Recently, in a column about other things, we asked whether you needed a comma in the phrase “the large blue box.” The answer is that, most of the time, you do. But, depending on what the sentence intended to say, you may not.

If you were speaking of all the blue boxes and wanted to point out the large one, you would not want a comma, because, in this case, “large” is actually modifying “blue box.” But if there were all sorts of boxes, and you wanted to point out the one that was both blue and large, you would want a comma. In the first case, the adjectives are “cumulative,” meaning they don’t separately modify “box”; in the second, the adjectives are “coordinate,” meaning they do separately modify “box.”

It’s usually pretty easy to tell the difference, once you know the tricks. The Chicago Manual of Style has a fairly clear explanation:

As a general rule, when a noun is preceded by two or more adjectives that could, without affecting the meaning, be joined by and , the adjectives are normally separated by commas. Such adjectives, which are called coordinate adjectives, can also usually be reversed in order and still make sense. If, on the other hand, the adjectives are not coordinate—that is, if one or more of the adjectives is essential to (i.e., forms a unit with) the noun being modified—no commas are used.

Take the sentence “He was a lazy unmotivated college student.” You can say “He was a lazy and unmotivated college student,” but you can’t say “He was a lazy and unmotivated and college student.” So you need a comma between “lazy” and “unmotivated,” but not between “unmotivated” and “college.”

The other test is to switch the positions of the adjectives.
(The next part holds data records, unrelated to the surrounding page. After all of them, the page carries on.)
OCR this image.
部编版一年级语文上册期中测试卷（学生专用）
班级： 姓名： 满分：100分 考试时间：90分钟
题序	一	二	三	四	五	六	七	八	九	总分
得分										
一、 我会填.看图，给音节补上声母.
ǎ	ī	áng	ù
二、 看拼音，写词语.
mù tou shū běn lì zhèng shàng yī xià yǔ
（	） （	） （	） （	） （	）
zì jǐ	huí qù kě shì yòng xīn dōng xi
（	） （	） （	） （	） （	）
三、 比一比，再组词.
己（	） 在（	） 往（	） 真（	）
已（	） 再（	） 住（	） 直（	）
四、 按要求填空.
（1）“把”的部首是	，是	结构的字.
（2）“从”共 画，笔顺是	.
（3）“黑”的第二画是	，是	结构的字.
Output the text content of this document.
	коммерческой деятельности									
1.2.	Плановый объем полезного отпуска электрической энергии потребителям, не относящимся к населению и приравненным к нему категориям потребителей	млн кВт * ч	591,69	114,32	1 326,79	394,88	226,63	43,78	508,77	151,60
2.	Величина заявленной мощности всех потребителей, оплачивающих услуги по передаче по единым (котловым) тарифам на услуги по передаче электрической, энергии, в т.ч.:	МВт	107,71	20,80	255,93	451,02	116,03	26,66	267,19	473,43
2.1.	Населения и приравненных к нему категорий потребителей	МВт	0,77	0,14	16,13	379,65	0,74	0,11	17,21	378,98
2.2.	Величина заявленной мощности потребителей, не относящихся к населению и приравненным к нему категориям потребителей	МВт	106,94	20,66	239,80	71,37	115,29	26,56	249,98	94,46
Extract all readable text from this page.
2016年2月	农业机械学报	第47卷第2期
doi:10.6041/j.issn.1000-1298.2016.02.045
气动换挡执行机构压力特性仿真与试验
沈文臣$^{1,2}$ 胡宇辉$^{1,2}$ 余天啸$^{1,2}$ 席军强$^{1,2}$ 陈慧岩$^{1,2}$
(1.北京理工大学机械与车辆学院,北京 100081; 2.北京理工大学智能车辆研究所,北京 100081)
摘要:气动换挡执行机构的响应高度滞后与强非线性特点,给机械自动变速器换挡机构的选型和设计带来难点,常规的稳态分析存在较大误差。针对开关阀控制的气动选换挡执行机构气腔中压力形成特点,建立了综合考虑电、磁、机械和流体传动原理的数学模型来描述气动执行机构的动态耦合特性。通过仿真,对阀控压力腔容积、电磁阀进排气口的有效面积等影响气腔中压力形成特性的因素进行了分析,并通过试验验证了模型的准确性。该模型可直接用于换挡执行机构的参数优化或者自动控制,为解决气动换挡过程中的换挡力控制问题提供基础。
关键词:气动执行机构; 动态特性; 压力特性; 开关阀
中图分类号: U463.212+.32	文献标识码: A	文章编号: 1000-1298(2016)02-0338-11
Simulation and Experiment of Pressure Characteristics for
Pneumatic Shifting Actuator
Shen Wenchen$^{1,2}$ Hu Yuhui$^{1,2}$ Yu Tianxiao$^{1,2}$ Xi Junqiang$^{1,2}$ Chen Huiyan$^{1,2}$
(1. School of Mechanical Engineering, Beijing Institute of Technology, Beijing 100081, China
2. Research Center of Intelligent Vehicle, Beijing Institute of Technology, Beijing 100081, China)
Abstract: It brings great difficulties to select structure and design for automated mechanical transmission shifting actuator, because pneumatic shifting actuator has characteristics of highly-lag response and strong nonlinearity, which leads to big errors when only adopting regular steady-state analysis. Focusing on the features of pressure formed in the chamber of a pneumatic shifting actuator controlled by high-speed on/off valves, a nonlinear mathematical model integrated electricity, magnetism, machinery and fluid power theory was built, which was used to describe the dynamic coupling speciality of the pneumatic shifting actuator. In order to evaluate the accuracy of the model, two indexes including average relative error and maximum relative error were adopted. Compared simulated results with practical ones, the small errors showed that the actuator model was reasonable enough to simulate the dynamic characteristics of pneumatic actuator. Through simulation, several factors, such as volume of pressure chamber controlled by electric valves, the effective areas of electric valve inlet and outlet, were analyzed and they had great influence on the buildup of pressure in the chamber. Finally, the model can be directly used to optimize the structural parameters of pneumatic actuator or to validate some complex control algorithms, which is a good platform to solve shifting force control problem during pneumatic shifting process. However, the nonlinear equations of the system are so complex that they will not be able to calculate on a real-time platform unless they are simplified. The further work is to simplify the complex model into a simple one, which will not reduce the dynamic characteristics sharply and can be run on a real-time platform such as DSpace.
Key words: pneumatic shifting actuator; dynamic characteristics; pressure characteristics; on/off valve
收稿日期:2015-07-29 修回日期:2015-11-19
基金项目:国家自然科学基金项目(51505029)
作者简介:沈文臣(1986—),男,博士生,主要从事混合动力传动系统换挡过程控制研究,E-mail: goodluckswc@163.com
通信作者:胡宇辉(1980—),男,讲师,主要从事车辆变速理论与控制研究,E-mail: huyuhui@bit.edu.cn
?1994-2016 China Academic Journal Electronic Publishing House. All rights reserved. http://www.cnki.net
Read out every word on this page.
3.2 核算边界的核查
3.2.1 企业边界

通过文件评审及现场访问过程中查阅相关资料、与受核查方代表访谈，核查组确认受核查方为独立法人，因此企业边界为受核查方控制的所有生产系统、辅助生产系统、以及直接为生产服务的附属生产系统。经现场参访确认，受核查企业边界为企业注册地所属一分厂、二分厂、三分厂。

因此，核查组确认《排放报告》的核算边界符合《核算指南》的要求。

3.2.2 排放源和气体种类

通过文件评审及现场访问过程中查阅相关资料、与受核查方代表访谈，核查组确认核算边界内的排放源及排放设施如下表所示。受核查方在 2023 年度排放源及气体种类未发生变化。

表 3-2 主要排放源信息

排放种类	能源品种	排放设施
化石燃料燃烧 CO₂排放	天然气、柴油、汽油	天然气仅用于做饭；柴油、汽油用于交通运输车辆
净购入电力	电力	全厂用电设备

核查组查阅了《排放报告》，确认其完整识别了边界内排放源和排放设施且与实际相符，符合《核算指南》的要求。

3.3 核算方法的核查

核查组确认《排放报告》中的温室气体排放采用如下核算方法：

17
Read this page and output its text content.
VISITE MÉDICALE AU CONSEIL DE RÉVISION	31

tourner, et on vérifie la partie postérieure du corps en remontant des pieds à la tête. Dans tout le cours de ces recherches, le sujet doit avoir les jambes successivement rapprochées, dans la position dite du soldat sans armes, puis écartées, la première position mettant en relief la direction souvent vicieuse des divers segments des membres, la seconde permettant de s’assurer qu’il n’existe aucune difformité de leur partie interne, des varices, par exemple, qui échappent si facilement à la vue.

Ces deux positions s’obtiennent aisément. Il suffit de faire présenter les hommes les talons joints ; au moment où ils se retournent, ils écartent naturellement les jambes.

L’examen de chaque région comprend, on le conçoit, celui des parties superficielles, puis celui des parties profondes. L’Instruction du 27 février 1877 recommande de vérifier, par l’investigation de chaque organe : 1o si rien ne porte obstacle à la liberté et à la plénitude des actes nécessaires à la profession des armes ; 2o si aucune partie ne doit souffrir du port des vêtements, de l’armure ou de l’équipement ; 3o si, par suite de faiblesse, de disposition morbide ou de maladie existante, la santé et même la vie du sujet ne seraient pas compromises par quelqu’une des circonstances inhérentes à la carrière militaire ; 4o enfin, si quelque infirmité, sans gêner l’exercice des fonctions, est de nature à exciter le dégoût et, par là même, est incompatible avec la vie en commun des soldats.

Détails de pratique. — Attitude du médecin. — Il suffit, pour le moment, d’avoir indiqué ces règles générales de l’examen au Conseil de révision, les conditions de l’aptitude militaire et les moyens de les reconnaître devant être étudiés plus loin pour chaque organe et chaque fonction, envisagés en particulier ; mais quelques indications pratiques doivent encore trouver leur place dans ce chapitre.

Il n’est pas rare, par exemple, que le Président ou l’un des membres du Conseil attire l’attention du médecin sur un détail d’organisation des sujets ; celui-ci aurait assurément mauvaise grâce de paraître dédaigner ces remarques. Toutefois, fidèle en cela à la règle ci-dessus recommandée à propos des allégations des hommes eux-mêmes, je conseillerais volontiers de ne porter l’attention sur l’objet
For our slothful student, you can say “He was an unmotivated and lazy college student, ” but just try putting “college” anywhere else but before “student.”

It’s clear that “college” modifies “student,” and that “unmotivated” and “lazy” modify “college student” as a unit.

Garner’s Modern American Usage says that “writers often include the comma when it isn’t necessary,” as in “a permanent, $500 per-child tax credit.”

Perhaps as frequently, though, writers do not include the comma, maybe because sometimes it’s hard to tell whether one would use “and” between adjectives, or maybe they just don’t know any better. Especially when the adjectives are very short, as in “the large blue box,” it may not be clear that those need to be coordinated with a comma.

Usage and grammar guides may not help. Some say that a phrase like “blue wool sweaters” should not take a comma, because “It would sound illogical to say ‘blue and wool sweaters’ or ‘wool blue sweaters.’” Chicago notes that phrases like “red brick house” do not take a comma because “they have no logical connection in sense (a red house could be made of many different materials).” Both ignore the possibility that a writer wants to emphasize that a sweater is both blue and wool, or that the house made of brick shelters a socialist commune. (OK, maybe that last bit is stretching it …)

You might think that the terms should be reversed: After all, two adjectives modifying something separately create a cumulative description, and it takes some coordination to recognize that one of those adjectives might be locked tighter to the noun than the other. So don’t try to remember “coordinate” or “cumulative.” Just try to remember the “and” part, or the old switcheroo.